In vivo fibrinogen uptake and endogenous fibrinogen levels are increased in Dicer1-deficient platelets. (A) Dicer1Pf4Δ/Pf4Δ or Dicer1fl/fl mice were IV injected with Alexa Fluor 488 labeled fibrinogen. After 48 hours, platelets were isolated, stained with an anti-CD41 antibody, and incorporation of the label was analyzed by flow cytometry. The histogram is representative of 6 independent samples isolated from Dicer1Pf4Δ/Pf4Δ and Dicer1fl/fl mice (difference in gMFI P < .05; unpaired Student t test; n = 6 samples per group). (B) Bar graph representing the amount of endogenous (not injected) fibrinogen in platelet lysates obtained from Dicer1Pf4Δ/Pf4Δ vs Dicer1fl/fl mice, as measured by ELISA (*P < .05; unpaired Student t test; n = 7 mice per group).

Figure 6

Dicer1-deficient platelets are hyper reactive and prone to clot. (A-B) Flow cytometry analysis of fibrinogen binding to in vitro activated mouse platelets.
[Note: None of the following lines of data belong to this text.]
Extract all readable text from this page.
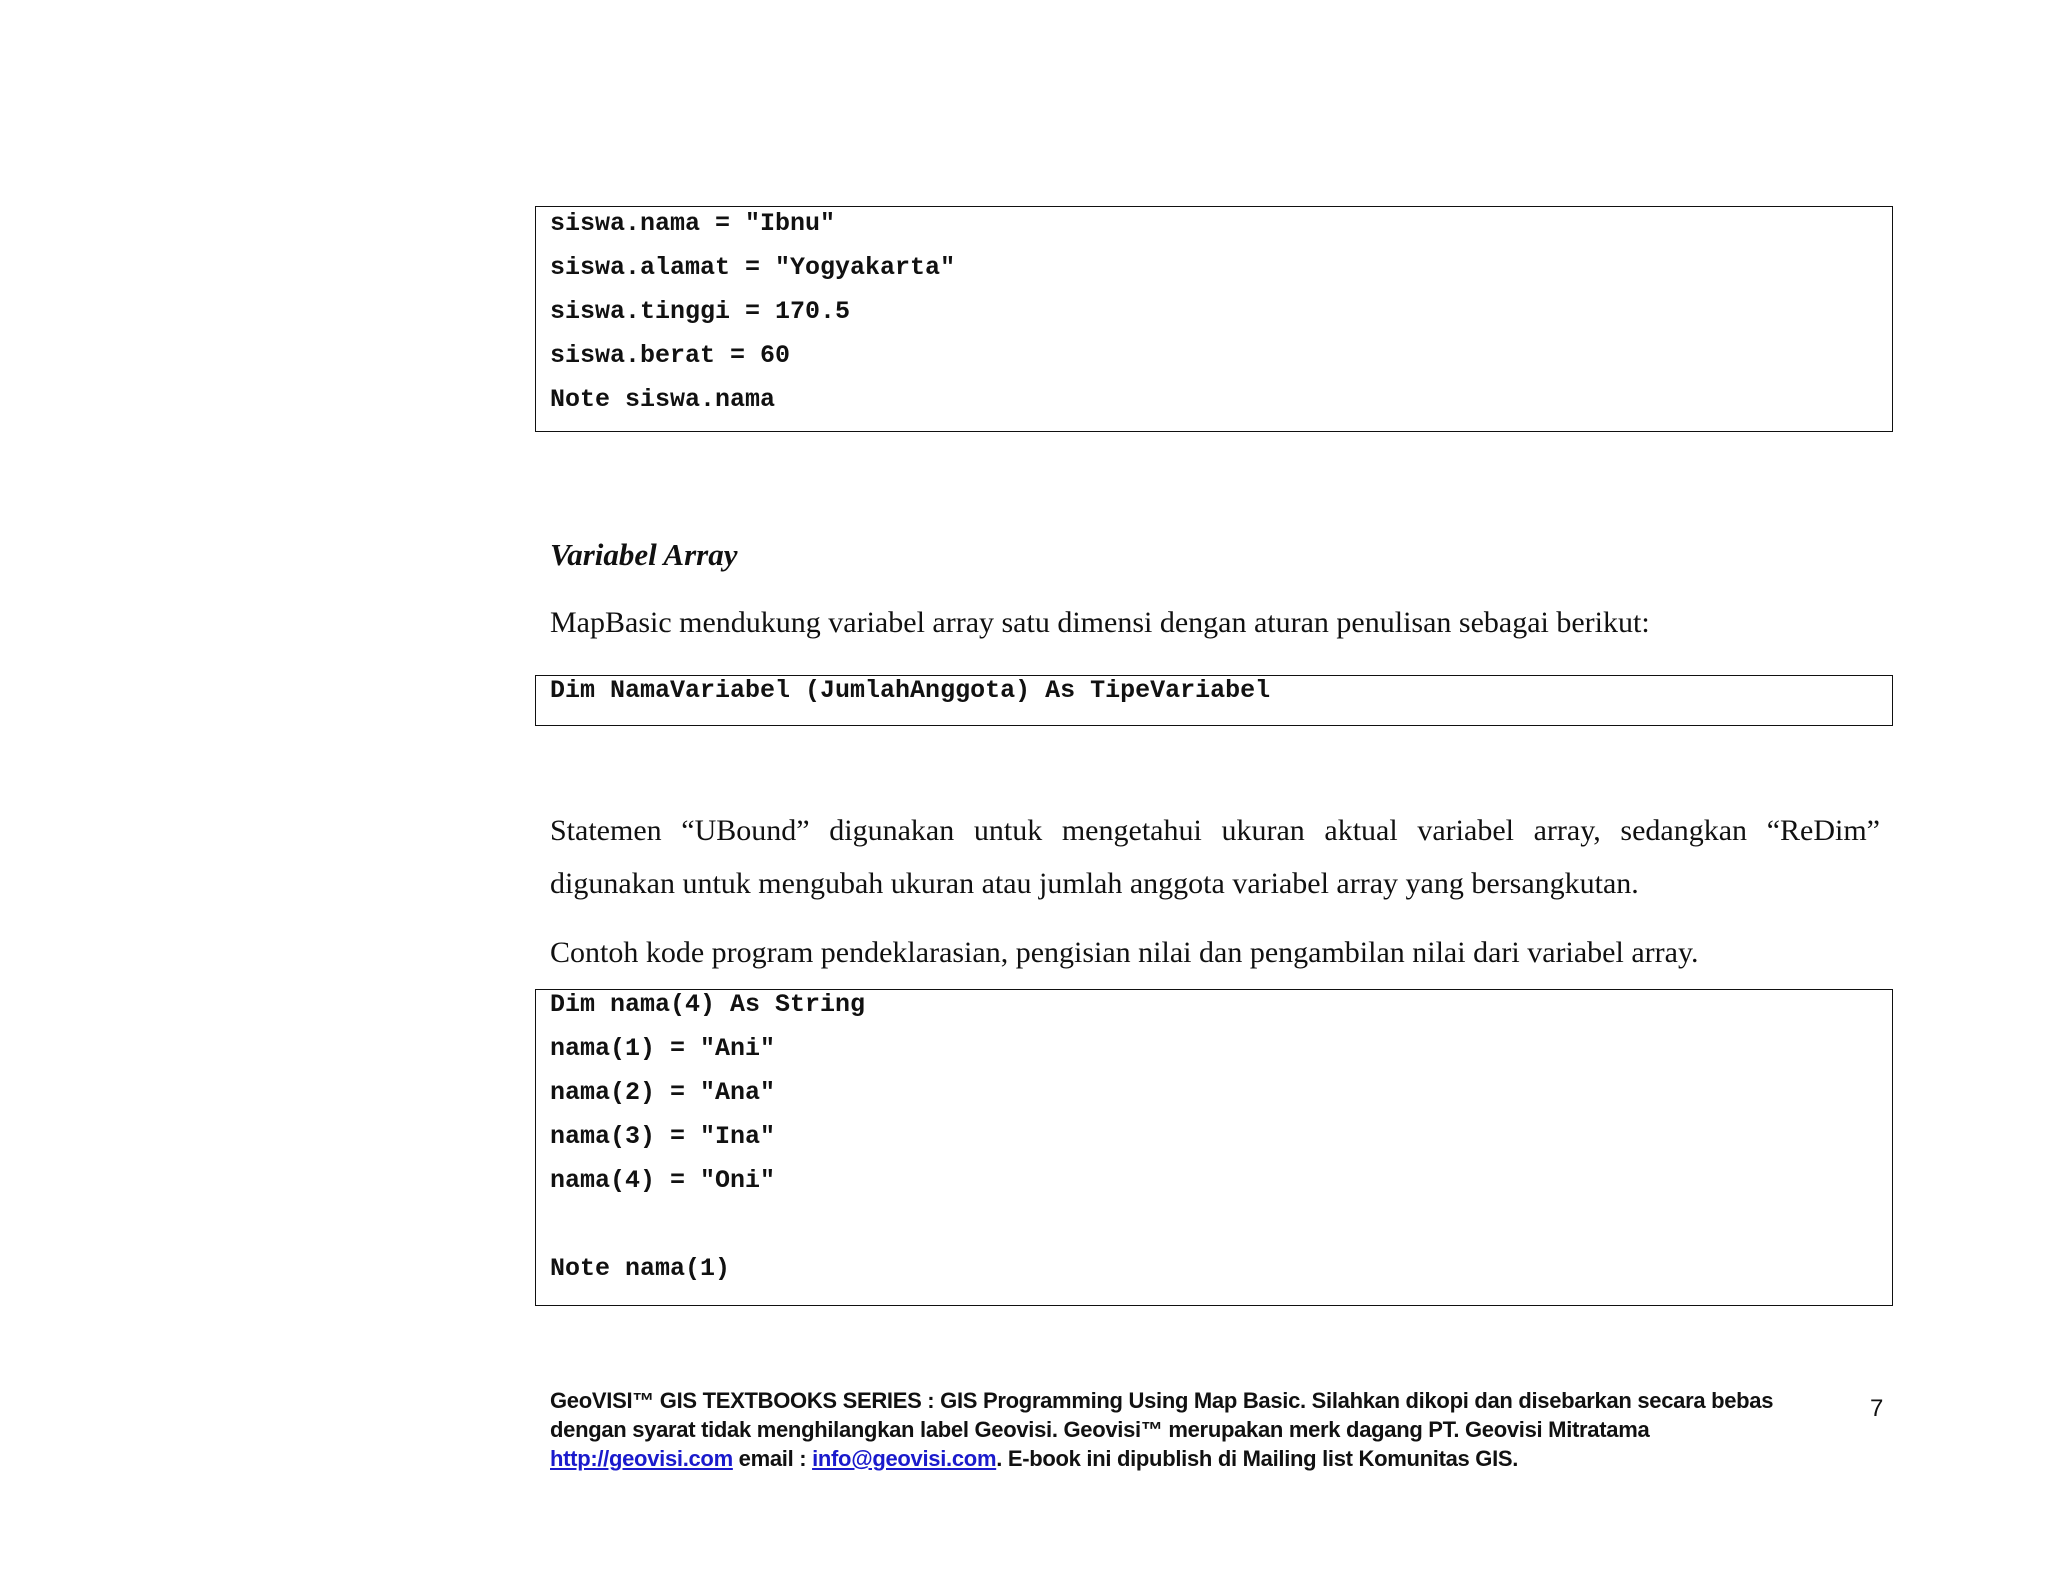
siswa.nama = "Ibnu"
siswa.alamat = "Yogyakarta"
siswa.tinggi = 170.5
siswa.berat = 60
Note siswa.nama
Variabel Array
MapBasic mendukung variabel array satu dimensi dengan aturan penulisan sebagai berikut:
Dim NamaVariabel (JumlahAnggota) As TipeVariabel
Statemen “UBound” digunakan untuk mengetahui ukuran aktual variabel array, sedangkan “ReDim”
digunakan untuk mengubah ukuran atau jumlah anggota variabel array yang bersangkutan.
Contoh kode program pendeklarasian, pengisian nilai dan pengambilan nilai dari variabel array.
Dim nama(4) As String
nama(1) = "Ani"
nama(2) = "Ana"
nama(3) = "Ina"
nama(4) = "Oni"
Note nama(1)
GeoVISI™ GIS TEXTBOOKS SERIES : GIS Programming Using Map Basic. Silahkan dikopi dan disebarkan secara bebas
dengan syarat tidak menghilangkan label Geovisi. Geovisi™ merupakan merk dagang PT. Geovisi Mitratama
http://geovisi.com email : info@geovisi.com. E-book ini dipublish di Mailing list Komunitas GIS.
7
Washed platelets from Dicer1Pf4Δ/Pf4Δ or Dicer1fl/fl mice were activated with increasing concentrations of a PAR4 agonist for 20 minutes in the presence of Alexa Fluor 488 labeled fibrinogen. (A) Mean ± SEM of the percentage of fibrinogen labeled (FIB488+) platelets or (B) intensity of fibrinogen 488 staining (gMFI). *P < .05; **P < .01; paired Student t test; n = 8 mice per group. (C-D) Flow cytometry analysis of JONA binding to platelets in whole blood in the presence of increasing concentrations of a PAR4 peptide. (C) Mean ± SEM of the percentage of JONA-labeled platelets or (D) the gMFI of JONA antibody staining (*P < .05; **P < .01; unpaired Student t test; n = 4 Dicer1fl/fl and n = 3 Dicer1Pf4Δ/Pf4Δ mice per group). (E-F) Analysis of tail-bleed time (E) and blood loss (F) after tail resection in Dicer1Pf4Δ/Pf4Δ vs Dicer1fl/fl mice (*P < .05; **P < .01; unpaired Student t test). (G) PE was induced in anesthetized mice of the indicated genotypes by IV injection of a solution of 60 mg/kg epinephrine and 150 mg/kg collagen. Time to death was monitored for 30 minutes. Shown is the Kaplan–Meier survival curve. *P < .05; log-rank test; n = 5 Pf4-Cre and n = 4 Dicer1Pf4Δ/Pf4Δ mice per group.